I´ll paint it on the walls
Ma déception devant mon reflet, l´exceptionnelle dégoût que j´éprouve devant mon oeuvre, la faiblesse de mon âme qui navigue entre le bien et le mal...

cause I´m the one at fault
Celui qui a failli, celui qui avait une mission, et qui a échoué... Au plus profond de mon être, je sens cette erreur qui me ronge, qui m´invite à gravir la tour de la vérité... si haute...

I´ll never fight again
Juste quelques morts, pour arrêter ce massacre... Peu importe les raisons, le bien ou le mal, peu importe les ordres, les motivations et la vérité,... Juste cette délivrance, cette balle qui saute de sa gaine...

and this is how it ends
Par ma mort, je protège le monde de ma propre haine...

...

Epitaph
Epitaph
Niveau 10
25 janvier 2008 à 19:33:00

Bonsoir, j'ai un truc que je voudrais soumettre à avis, mais j'avais pas envie de créer un topic juste pour ça. Donc voilà, c'est un passage d'Entropia, relativement court. Merci d'avance.

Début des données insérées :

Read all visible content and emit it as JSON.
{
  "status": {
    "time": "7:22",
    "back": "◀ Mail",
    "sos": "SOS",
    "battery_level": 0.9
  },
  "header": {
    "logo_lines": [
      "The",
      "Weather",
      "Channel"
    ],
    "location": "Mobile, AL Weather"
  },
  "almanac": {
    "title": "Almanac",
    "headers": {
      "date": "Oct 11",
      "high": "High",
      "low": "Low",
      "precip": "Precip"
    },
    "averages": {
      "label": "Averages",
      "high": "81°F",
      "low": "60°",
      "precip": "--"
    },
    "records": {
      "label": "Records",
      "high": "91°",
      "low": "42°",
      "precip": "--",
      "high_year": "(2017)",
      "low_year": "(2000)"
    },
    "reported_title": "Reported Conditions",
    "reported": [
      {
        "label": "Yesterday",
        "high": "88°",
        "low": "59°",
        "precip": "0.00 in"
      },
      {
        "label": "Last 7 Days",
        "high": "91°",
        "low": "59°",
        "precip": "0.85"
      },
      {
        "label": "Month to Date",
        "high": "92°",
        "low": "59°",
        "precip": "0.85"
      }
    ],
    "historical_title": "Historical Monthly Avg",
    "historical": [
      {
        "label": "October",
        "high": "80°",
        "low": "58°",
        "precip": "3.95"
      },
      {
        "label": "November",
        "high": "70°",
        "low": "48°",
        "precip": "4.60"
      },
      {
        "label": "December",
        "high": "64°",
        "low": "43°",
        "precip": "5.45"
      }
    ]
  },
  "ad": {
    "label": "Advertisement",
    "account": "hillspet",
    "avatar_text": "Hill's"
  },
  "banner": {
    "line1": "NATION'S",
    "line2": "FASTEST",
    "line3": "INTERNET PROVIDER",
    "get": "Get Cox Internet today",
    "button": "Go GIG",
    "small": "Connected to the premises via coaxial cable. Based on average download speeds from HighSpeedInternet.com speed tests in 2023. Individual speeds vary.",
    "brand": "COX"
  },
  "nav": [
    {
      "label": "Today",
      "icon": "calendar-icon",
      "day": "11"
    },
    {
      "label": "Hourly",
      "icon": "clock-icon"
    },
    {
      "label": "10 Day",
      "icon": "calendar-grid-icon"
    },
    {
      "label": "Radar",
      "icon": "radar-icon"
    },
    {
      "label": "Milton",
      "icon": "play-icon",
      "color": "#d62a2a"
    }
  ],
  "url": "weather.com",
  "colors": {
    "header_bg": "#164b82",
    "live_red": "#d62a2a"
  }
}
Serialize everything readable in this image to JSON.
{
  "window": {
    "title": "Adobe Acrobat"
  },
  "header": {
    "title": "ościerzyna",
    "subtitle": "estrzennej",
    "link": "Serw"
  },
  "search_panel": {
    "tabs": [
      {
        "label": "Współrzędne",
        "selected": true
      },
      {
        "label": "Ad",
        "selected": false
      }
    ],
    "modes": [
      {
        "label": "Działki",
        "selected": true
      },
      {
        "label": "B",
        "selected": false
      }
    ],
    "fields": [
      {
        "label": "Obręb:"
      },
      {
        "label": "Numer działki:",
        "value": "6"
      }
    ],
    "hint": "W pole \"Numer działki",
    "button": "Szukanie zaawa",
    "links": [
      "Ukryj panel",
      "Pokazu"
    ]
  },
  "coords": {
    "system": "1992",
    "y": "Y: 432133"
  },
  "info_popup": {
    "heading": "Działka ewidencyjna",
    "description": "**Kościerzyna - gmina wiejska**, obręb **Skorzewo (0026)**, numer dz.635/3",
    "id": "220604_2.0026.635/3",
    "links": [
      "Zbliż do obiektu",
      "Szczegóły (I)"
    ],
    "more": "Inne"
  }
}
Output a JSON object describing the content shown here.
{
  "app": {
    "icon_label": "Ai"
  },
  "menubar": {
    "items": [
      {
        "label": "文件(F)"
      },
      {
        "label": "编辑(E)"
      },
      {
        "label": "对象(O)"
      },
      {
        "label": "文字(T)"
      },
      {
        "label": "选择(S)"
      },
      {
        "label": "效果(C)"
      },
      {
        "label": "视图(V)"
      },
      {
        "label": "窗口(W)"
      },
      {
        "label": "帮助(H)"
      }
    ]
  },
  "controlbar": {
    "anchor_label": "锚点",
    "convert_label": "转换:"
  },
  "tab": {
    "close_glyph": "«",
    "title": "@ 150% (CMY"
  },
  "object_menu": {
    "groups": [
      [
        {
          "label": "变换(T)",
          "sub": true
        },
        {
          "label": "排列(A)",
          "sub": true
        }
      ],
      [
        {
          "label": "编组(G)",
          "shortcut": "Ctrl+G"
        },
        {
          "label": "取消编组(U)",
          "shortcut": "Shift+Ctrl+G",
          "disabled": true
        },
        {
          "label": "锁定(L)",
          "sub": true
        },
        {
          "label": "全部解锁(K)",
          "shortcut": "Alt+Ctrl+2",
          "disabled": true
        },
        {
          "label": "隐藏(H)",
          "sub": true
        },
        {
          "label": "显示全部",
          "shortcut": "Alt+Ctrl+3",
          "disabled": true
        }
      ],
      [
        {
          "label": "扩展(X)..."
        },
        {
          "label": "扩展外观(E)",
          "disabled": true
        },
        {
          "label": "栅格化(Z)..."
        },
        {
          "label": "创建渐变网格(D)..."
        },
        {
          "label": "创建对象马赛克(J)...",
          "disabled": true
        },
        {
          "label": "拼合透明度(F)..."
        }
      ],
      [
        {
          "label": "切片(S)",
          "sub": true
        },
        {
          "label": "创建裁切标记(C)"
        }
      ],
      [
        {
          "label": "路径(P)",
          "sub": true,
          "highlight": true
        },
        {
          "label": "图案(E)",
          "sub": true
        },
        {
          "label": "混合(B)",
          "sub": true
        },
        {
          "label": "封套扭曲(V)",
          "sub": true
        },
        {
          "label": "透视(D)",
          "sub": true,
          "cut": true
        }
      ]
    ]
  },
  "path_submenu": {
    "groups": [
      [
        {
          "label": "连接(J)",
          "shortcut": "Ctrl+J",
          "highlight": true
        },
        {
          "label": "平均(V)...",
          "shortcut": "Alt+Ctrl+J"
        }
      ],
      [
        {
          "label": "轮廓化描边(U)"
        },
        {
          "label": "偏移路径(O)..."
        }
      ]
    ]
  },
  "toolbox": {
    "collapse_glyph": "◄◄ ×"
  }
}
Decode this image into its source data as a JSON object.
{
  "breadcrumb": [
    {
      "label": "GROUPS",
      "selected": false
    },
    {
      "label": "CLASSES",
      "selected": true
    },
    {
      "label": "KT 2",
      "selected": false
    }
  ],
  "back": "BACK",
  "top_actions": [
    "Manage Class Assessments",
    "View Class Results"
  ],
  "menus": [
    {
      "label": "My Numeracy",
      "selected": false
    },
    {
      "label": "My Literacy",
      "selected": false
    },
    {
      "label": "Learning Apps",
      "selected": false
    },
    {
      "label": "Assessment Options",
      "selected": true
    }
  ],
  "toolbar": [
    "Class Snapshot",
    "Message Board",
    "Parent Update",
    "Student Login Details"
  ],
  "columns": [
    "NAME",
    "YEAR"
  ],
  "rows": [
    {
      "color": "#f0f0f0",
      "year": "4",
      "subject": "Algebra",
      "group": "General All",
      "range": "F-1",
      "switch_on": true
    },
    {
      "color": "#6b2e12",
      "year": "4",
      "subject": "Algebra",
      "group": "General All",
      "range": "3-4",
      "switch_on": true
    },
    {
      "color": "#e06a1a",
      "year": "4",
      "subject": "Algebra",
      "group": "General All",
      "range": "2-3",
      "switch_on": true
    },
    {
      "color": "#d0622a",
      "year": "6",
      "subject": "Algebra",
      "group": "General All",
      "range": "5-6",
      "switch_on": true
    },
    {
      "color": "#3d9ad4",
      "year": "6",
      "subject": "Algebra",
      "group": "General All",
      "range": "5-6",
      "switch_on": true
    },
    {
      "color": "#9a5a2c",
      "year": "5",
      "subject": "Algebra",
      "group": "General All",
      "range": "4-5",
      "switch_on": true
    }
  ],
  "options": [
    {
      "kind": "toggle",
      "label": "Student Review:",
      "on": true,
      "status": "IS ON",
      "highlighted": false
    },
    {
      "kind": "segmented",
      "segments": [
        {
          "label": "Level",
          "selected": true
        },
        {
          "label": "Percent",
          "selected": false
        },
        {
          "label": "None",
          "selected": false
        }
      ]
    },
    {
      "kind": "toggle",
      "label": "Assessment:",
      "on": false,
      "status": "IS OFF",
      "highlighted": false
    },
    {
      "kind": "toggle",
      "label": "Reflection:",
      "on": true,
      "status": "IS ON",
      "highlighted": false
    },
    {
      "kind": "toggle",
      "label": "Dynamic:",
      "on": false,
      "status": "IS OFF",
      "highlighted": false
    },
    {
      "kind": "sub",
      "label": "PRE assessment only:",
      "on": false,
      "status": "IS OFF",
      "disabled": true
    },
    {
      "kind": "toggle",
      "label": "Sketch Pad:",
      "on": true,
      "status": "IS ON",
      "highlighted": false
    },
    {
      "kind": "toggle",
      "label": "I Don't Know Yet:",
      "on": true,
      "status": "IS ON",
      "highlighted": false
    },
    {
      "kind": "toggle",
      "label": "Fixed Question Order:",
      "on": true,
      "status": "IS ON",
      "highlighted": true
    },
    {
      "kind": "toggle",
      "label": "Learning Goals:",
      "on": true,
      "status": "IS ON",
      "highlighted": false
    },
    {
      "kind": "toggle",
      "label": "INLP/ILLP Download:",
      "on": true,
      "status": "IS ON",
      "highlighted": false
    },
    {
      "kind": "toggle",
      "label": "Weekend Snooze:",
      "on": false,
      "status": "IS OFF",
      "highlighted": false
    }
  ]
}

Je le sais maintenant, l’enfer n’est pas pavé de bonnes intentions ; il est pavé de poèmes et proverbes, de répliques et ritournelles, de dialogues et digressions. Ses murs sont recouverts d’anagrammes en une étreinte d’éternité et d’anaphores ; elles soulignent des métaphores à la façon d’un jet de sang, qui emphase la succession de lettres tordues et vicieuses. Sur ses colonnes s’élèvent au plus haut des profondeurs oxymores et pléonasmes redondants. Ses arches sont gravées de zeugmas qui font leur office et nos malheurs, de néologismes tapuscrits et d’images, qui nous sautent au visage tels des monstres acérés, nous mordant de leurs cédilles et nous griffant de leurs trémas.
Sur ses stèles instables stagnent des allitérations, stalagtant en staccato stance, ni statique ni stationnaire, pas plus statu quo que statutaire. Des âmes damnées lancent cris et palindromes ; engage ce jeu que je le gagne ! Et de leurs syllepses cornéliennes, percent le cœur qu’elles n’ont pu toucher. Des vagues de souffrance personnifiées avancent en tremblant vers nous, affamés, leurs mains nous implorant en une prosopopée insupportable. En une métonymie et une synecdoque terrifiantes, c’est l’enfer qui se lève d’une seule âme et nous saisit d’un milliard de serres. Leur tristesse paradoxale ne les empêche pas de nous fouiller jusqu’au cœur et au-delà, de nous mettre à nu et, en une anacoluthe suintant des murs, je suis, ils me traînent vers le cœur du charnier.
Là brûlent dans les flammes des écrivains ardents, qui jamais plus ne feront d’hypallage. Malgré que leurs langues aient été arrachées, ils hurlent des solécisme qui leur sortent de l’estomac pour se perdre dans la fumée et les vers qui tapissent le ciel de cendres.
C’est cela le cœur de l’enfer ; une fosse de souffrance brute, un abysse de douleur primitive, un tombeau d’affliction barbare, une conglobation. Et au centre du cœur sont torturés sans relâche, de la plus horrible des manières, des millier et des milliers d’écrivains, pantins au service d’une force supérieure qui, le temps d’une vie, crurent pouvoir égaler un pouvoir ô combien hors de leur portée.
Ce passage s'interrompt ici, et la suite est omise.